A voice in the crowd exclaimed: "Blimey! They've sent a `Sir.' Now we're gettin' somewhere! You'll collar the bugger what done away with the nipper, won't you, yet lordship? We want to see the devil crapped, we does!"

The crowd cheered.

"Crapped?" whispered Swinburne.

"Hanged," translated Burton.

"I'm not sure about this, sir," said the constable, hesitantly.

"Who's your superior?" demanded Burton. "Take it and show it to him."

The policeman looked again at the paper Burton had handed to him. He nodded. "Just a tick, sir." He left them and entered the house.

"Murdered!" said the man in the crowd. "And not even ten years old."

"A little angel, 'e was," came a woman's voice.

"Aye, wouldn't say boo to a goose," agreed another.

"Fancy killin' a nipper!"

"It ain't English!"

"It's one o' them bleedin' foreigners what done it, I'll lay money on it!"

The constable appeared in the doorway and indicated that Burton should enter the premises. The king's agent, with Swinburne in his wake, pushed through the onlookers and stepped into the house.

"Upstairs, sir," said the policeman, handing back the document.

They ascended. There were three bedrooms. A dead child lay in one.

A man stepped forward with outstretched hand. He was small and slightly built but with a wiry strength about him. His brown moustache was flamboyantly wide, waxed, and curled upward at the ends. His lacquered hair was parted in the middle. He possessed grey eyes, with a monocle clenched in the right.

"Thomas Manfred Honesty," he said. "Detective Inspector."

"A reassuring surname for a policeman," observed Swinburne.

Burton shook the man's hand. So this was Trounce's erstwhile tormentor!

"I'm Captain Burton, acting on behalf of His Majesty. This is Algernon Swinburne. He's assisting me."

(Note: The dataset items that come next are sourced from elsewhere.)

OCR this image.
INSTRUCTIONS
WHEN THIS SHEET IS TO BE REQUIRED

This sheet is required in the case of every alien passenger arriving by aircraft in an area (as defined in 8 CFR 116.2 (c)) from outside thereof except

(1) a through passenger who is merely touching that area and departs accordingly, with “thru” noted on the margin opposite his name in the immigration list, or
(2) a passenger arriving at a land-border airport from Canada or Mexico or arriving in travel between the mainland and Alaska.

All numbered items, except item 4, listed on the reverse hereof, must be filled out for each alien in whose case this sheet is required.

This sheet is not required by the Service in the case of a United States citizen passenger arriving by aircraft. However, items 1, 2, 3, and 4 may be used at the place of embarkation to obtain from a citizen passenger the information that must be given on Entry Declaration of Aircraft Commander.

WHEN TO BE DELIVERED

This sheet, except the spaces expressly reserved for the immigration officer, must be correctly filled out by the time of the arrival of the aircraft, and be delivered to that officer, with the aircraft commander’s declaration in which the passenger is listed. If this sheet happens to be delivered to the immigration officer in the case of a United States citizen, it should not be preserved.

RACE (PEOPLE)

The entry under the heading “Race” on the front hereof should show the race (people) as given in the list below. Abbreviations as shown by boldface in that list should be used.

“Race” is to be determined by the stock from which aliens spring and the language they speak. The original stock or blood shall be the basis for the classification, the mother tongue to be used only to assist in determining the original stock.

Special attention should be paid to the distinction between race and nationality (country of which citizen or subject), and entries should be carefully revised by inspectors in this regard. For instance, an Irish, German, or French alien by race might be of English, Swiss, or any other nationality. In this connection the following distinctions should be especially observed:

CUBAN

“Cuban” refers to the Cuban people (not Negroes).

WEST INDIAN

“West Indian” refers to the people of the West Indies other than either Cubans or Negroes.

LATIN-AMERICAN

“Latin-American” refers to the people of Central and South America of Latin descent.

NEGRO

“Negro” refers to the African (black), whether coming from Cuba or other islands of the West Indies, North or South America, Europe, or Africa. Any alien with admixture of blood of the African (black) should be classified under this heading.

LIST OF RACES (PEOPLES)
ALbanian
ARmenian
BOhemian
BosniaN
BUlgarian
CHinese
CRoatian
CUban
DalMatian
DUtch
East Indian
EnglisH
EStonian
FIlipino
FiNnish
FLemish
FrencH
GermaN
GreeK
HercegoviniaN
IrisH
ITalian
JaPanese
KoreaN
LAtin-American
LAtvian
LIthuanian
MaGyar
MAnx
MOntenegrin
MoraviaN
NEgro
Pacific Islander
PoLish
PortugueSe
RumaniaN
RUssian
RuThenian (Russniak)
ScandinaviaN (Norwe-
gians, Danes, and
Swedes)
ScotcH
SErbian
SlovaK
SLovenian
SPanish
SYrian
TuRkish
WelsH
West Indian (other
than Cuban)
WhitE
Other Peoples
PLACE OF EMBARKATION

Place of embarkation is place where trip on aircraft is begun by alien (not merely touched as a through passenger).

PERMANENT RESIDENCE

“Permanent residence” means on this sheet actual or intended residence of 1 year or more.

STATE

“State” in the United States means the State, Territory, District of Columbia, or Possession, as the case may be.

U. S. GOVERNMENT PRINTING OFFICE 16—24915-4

Honesty looked askance at Swinburne, who fluttered his eyelashes.

"Ahem! Yes, well, the boy," the detective spluttered, waving his hand toward the prone figure. "William Tupper. Orphan. Age uncertain. Ten years? Chimney sweep. Damn shame. Pitiful really."

Burton stepped over to the corpse and crouched beside it. The boy was tiny, even for his age. His thin neck was covered in blood; its source, a small hole at the base of the chin.

"Stiletto," offered Honesty. "In. Up. Pierced the brain."

"No," countered Burton. "A swordstick, such as gentlemen carry. A stiletto blade typically has a triangular, round, square, or diamond cross section without sharpened edges, whereas the rapier style of blade, which is most often used in swordsticks, is either diamond shaped in cross section, with or without fluting, or a flattened hexagonal; in either case, with sharpened edges. Look closely at this wound, Inspector-you can see it was made by a hexagonal blade which cut as well as pierced as it entered."